When beginning to format my drafted story featuring Bang Bang, an unintelligent cunning half-orc warrior and veteran mercenary, I found it incomplete. Exporting it again, my previous 4k word copy corrected to a more robust 10k+ words.
Unlike other fantasy stories, it isn’t a coming-of-age story or about an epic quest, but instead an alignment check story about a formerly idealistic heroine compromised ethically as she walked the path of vengeance. In the post-drafting notes, I commented, “I thought it an unusual, but more natural take on the emotional side of revenge. Instead of showing revenge being unsatisfying, it showed how horrible revenge must be to cleanse. Not advocating revenge but being honest about its horror and the brutality of a violent life.”

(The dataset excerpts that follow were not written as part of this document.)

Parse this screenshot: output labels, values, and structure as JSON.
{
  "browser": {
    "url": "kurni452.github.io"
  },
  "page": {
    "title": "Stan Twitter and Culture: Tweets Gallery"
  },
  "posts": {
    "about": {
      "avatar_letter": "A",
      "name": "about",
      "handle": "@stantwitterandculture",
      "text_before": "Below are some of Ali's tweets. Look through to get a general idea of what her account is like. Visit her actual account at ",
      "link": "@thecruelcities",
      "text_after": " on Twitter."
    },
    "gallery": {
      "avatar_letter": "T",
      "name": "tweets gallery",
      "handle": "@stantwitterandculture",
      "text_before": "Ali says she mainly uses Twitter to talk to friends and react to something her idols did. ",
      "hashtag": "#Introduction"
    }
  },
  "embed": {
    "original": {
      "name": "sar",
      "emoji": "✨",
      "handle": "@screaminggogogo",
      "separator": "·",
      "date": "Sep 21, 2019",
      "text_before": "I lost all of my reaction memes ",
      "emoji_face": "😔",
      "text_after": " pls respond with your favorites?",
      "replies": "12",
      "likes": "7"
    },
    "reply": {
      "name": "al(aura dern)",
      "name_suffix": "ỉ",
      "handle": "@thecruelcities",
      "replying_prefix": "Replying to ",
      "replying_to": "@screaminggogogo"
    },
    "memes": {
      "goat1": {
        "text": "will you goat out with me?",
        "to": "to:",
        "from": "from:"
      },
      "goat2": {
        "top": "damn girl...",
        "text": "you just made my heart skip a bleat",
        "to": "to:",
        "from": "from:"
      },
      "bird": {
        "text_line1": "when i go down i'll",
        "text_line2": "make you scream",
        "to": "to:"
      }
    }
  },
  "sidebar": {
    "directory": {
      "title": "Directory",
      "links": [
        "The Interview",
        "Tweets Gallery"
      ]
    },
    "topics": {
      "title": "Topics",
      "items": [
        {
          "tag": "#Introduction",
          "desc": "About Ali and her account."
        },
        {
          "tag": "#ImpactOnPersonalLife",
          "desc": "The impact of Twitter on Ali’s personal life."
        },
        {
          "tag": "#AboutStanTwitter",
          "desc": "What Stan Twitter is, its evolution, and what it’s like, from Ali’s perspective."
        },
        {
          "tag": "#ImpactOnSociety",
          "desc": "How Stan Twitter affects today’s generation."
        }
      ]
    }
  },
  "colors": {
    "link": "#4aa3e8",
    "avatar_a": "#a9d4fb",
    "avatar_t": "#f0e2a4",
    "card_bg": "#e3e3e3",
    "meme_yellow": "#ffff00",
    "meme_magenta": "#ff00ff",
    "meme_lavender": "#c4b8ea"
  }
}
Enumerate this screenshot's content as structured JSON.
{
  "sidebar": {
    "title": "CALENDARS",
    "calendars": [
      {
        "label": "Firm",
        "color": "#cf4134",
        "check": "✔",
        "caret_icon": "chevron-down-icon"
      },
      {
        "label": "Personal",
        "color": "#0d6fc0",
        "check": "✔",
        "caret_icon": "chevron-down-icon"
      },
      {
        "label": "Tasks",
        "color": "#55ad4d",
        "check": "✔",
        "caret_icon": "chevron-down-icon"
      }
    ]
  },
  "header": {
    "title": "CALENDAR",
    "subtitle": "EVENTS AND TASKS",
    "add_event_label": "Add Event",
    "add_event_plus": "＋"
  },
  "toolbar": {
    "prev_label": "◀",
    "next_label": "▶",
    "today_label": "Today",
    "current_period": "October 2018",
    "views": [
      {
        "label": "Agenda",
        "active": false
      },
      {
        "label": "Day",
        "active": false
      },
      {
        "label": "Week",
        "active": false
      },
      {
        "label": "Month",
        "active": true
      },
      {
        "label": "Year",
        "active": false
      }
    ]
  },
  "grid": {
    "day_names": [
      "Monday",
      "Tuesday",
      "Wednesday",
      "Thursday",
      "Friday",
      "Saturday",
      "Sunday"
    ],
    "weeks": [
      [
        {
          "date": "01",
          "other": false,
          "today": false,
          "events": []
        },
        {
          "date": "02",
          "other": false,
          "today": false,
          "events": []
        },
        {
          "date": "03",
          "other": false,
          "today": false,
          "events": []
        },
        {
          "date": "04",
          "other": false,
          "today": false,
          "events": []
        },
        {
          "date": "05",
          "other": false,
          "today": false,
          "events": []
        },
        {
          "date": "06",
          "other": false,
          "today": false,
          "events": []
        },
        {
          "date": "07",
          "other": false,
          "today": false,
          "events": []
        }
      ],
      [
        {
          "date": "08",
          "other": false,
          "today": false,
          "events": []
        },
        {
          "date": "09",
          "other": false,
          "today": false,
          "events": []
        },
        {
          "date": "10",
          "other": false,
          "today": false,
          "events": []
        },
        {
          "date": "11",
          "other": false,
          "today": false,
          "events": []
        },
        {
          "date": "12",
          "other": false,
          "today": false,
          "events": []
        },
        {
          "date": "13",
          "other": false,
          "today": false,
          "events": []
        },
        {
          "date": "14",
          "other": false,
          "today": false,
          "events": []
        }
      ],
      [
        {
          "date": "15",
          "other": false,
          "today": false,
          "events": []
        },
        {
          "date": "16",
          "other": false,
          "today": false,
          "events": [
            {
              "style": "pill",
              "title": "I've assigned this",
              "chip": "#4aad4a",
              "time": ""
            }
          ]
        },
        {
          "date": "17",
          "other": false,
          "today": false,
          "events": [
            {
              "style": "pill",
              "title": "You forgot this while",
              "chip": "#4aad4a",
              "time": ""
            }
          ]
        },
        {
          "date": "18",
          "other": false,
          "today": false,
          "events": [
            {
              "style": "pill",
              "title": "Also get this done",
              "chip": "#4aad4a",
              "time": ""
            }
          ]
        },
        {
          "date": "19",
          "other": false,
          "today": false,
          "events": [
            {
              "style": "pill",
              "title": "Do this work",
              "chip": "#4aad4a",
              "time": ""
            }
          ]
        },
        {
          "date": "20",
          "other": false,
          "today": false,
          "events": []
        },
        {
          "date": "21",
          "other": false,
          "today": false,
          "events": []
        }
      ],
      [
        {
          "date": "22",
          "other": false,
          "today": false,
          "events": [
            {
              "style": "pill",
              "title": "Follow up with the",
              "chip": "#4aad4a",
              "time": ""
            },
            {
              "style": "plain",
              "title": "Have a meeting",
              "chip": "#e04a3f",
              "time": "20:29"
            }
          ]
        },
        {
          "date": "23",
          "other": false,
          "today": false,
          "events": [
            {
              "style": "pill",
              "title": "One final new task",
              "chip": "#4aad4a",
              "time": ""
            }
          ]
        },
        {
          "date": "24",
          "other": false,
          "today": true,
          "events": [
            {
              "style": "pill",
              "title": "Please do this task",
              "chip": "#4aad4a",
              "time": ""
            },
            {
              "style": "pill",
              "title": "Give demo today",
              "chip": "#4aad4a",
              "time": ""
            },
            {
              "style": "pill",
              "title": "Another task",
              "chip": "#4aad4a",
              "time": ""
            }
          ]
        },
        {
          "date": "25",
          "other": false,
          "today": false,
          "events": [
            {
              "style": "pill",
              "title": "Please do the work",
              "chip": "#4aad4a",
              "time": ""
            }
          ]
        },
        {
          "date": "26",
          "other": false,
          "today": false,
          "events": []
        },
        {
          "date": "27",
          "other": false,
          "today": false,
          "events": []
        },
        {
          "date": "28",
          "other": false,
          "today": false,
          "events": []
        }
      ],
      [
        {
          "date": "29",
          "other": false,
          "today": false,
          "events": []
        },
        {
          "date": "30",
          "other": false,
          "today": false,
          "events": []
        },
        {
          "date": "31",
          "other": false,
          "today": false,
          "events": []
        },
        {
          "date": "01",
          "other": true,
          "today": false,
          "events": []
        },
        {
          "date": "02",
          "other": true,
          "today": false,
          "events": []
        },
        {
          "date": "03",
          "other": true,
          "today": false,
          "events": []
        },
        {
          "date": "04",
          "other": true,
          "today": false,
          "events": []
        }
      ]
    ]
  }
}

Plot-wise it is a simple story. While on a job gathering herbs in the forest for the town’s cleric, Bang Bang finds an injured nearly dead Yuna. Using skills learned while campaigning with a mercenary company, he treats her wounds. After a fight defeating an ogre, Yuna’s party had abandoned her to die. For a promise of payment, Bang Bang takes her back to town where he continues to treat her wounds. While in town, he finds that Yuna’s former companions are staying at the inn. The remainder of the story is Bang Bang and Yuna planning then executing her revenge, in which she kills the former friends who betrayed her.
Below is a clip from the draft.
** Snip **
Too weak to protest, Yuna did not respond. She just laid there groaning in pain as he treated her wounds. After he finished, she quietly moaned, “T-Thank you.” She slowly opened her eyes a bit and looked up at him, then closed her eyes as she lay in exhaustion.
He said, “Your ass kicked.”
Yuna slowly nodded her head then spoke quietly and gently, “Y-Yes. I w-was betrayed.” She weakly closed her eyes again. Her breathing was slow and steady as she lay there, her face completely exhausted.
He judged, “Maybe, you in wrong business.”
Yuna shook her head, slowly opened her eyes, then looked up at him. “I’ve been in this business for years…This is the first time something like this has ever happened,” she spoke weakly as she slowly tried to get up but fell back down with groans of pain.
He said, “First time…last time…often same. You probably live ‘til next time.”
Yuna thought for a moment, then slowly nodded. She strained to speak in a quiet and gentle tone, “You’re right.” Closing her eyes again, she rested on her back accompanied by stifled groans and moans. Her body felt heavy to her. As she lay there battered, she wondered to herself, ‘Am I too broken to recover?’
He pressed so she would remain conscious as he monitored her mental responses for symptoms of a deeper head injury, “Tell me about betrayers.”